Hoofdstuk 2. Bijzondere methoden van bijlage II bij de Beschikking onderzoeksmethoden textielartikelen wordt als volgt gewijzigd:

A

Onderdeel 1.2 van Methode Nr. 1 komt te luiden:

2. wol (1), dierlijk haar (2 en 3), zijde (4), katoen (5), linnen (7), hennep (8), jute (9), abaca (10), alfa (11), kokos (12), brem (13), ramee (14), sisal (15), cupro (21), modal (22), proteïne (23), viscose (25), acryl (26), polyamide of nylon (30), polyester (34) en elastomultiester (45).

B

Onderdeel 1.2 van Methode Nr. 2 komt te luiden:

2. katoen (5), cupro (21), viscose (25), acryl (26), chloorvezel (27), polyamide of nylon (30), polyester (34), polypropeen (36), elastaan (42), glasvezel (43) en elastomultiester (45).

C

Onderdeel 1.2 van Methode Nr. 4 komt te luiden:

2. wol (1), dierlijk haar (2 en 3), katoen (5), cupro (21), modal (22), viscose (25), acryl (26), chloorvezel (27), polyester (34), polypropeen (36), glasvezel (43) en elastomultiester (45).

D

Methode Nr. 6 wordt als volgt gewijzigd:

1. De onderdelen 1.1 en 1.2 worden vervangen door:

1. triacetaat (24) of polylactide (33a) met

2. wol (1), dierlijk haar (2 en 3), zijde (4), katoen (5), cupro (21), modal (22), viscose (25), acryl (26), polyamide of nylon (30), polyester (34), glasvezel (43) en elastomultiester (45).

2. Onderdeel 2 komt te luiden:

2. Principe

Uitgaande van een bekend drooggewicht van het mengsel worden de triacetaat- of polylactidevezels opgelost met behulp van dichloormethaan. Het residu wordt verzameld, gewassen, gedroogd en gewogen; het gewicht wordt eventueel gecorrigeerd en uitgedrukt in procenten van het drooggewicht van het mengsel.
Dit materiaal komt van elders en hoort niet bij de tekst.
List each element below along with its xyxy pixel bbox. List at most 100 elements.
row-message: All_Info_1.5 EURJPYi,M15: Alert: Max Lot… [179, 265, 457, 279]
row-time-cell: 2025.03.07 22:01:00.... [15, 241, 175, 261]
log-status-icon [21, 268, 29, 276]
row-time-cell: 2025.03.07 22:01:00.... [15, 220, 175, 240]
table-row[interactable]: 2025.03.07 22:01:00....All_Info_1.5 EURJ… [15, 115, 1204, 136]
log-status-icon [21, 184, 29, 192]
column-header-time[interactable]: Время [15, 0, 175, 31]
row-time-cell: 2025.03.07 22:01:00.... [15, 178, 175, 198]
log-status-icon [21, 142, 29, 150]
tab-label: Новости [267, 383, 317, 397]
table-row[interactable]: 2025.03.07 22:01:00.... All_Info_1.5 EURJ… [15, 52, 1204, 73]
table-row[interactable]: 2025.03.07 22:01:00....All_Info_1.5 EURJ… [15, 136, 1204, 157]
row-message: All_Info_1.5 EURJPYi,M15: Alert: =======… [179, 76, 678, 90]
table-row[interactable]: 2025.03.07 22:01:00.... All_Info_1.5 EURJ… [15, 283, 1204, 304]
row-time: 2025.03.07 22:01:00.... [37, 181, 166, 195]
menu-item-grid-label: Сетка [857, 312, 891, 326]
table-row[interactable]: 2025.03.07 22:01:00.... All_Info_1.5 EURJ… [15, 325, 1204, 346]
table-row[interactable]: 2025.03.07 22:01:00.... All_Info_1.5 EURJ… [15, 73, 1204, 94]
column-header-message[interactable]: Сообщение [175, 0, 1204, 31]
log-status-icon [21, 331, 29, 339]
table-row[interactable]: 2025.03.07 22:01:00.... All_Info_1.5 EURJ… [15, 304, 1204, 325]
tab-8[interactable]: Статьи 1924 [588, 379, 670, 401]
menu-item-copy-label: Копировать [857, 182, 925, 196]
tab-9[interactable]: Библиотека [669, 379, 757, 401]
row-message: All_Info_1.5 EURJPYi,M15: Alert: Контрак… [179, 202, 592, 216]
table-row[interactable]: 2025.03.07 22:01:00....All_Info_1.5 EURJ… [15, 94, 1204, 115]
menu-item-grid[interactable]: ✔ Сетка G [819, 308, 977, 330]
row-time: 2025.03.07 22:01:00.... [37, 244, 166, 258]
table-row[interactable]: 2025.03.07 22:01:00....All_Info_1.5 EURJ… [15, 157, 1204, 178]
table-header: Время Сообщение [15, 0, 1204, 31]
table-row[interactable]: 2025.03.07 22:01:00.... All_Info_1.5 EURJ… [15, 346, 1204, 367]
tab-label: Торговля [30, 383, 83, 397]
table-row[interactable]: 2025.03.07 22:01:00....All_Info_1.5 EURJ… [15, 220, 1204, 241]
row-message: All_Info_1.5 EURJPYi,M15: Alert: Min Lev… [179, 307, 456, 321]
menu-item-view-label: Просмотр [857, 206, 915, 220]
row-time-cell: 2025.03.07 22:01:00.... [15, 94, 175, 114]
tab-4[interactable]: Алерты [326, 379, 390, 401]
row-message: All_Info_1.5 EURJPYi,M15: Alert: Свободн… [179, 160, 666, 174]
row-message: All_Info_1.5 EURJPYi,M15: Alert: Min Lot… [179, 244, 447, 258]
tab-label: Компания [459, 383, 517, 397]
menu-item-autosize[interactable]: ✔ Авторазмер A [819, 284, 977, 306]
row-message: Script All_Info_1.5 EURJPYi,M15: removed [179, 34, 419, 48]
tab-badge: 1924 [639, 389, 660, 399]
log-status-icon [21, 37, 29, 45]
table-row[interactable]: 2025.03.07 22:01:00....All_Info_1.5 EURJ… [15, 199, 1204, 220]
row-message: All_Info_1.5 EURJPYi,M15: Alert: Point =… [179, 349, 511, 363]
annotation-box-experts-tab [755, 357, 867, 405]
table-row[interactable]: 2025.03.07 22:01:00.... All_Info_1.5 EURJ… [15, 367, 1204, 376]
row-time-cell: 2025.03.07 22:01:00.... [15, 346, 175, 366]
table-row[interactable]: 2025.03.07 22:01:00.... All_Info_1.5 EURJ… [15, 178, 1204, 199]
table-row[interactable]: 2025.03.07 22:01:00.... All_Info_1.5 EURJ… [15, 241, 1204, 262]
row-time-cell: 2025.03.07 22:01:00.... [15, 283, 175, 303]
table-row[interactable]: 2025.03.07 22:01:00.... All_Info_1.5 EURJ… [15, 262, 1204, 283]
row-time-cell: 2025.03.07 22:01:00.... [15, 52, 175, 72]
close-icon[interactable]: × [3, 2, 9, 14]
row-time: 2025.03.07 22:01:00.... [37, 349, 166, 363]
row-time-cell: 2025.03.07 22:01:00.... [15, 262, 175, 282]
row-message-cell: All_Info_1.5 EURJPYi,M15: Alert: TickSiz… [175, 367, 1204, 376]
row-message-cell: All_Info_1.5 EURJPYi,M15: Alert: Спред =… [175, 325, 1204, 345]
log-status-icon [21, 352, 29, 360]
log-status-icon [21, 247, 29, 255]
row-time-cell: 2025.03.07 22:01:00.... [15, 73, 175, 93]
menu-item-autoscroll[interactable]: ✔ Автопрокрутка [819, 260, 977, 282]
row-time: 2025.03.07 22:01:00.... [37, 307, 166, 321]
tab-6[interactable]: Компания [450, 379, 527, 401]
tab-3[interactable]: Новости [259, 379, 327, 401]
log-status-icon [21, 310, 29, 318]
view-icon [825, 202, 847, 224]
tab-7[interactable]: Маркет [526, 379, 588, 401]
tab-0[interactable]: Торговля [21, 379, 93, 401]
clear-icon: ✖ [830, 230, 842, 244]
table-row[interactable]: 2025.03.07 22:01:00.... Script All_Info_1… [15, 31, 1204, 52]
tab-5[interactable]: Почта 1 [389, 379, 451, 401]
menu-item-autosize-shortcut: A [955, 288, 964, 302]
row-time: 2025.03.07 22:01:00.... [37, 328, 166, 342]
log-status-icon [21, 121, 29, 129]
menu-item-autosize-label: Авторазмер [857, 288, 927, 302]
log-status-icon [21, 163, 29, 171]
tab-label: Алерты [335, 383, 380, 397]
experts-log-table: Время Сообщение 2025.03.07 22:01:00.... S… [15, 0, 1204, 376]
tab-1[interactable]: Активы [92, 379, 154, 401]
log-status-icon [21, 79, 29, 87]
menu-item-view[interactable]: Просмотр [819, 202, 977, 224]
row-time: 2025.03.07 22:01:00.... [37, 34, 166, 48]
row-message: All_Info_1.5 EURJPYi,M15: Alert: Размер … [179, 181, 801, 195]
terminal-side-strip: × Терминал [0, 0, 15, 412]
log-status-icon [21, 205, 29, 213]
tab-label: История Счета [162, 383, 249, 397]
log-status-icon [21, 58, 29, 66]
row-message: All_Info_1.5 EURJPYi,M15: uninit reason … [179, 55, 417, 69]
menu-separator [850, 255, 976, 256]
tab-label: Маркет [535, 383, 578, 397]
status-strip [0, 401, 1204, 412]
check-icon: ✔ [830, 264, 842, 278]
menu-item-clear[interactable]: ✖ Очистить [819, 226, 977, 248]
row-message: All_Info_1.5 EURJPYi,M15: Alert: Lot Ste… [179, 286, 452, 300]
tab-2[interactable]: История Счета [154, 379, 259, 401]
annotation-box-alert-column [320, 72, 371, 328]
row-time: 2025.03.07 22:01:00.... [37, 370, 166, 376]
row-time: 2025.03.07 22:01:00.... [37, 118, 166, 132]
Het percentage droog triacetaat of droge polylactide wordt verkregen door aftrekking.

3. In onderdeel 5 wordt de zinsnede ‘behalve voor polyester,’ vervangen door:

behalve voor polyester en elastomultiester,.

E

Onderdeel 1.2 van Methode Nr. 7 komt te luiden:

2. polyester (34) en elastomultiester (45).

F

Methode Nr. 8 wordt als volgt gewijzigd:

1. Onderdeel 1.2 komt te luiden:

2. wol (1), dierlijk haar (2 en 3), zijde (4), katoen (5), cupro (21), modal (22), viscose (25), polyamide of nylon (30), polyester (34) en elastomultiester (45).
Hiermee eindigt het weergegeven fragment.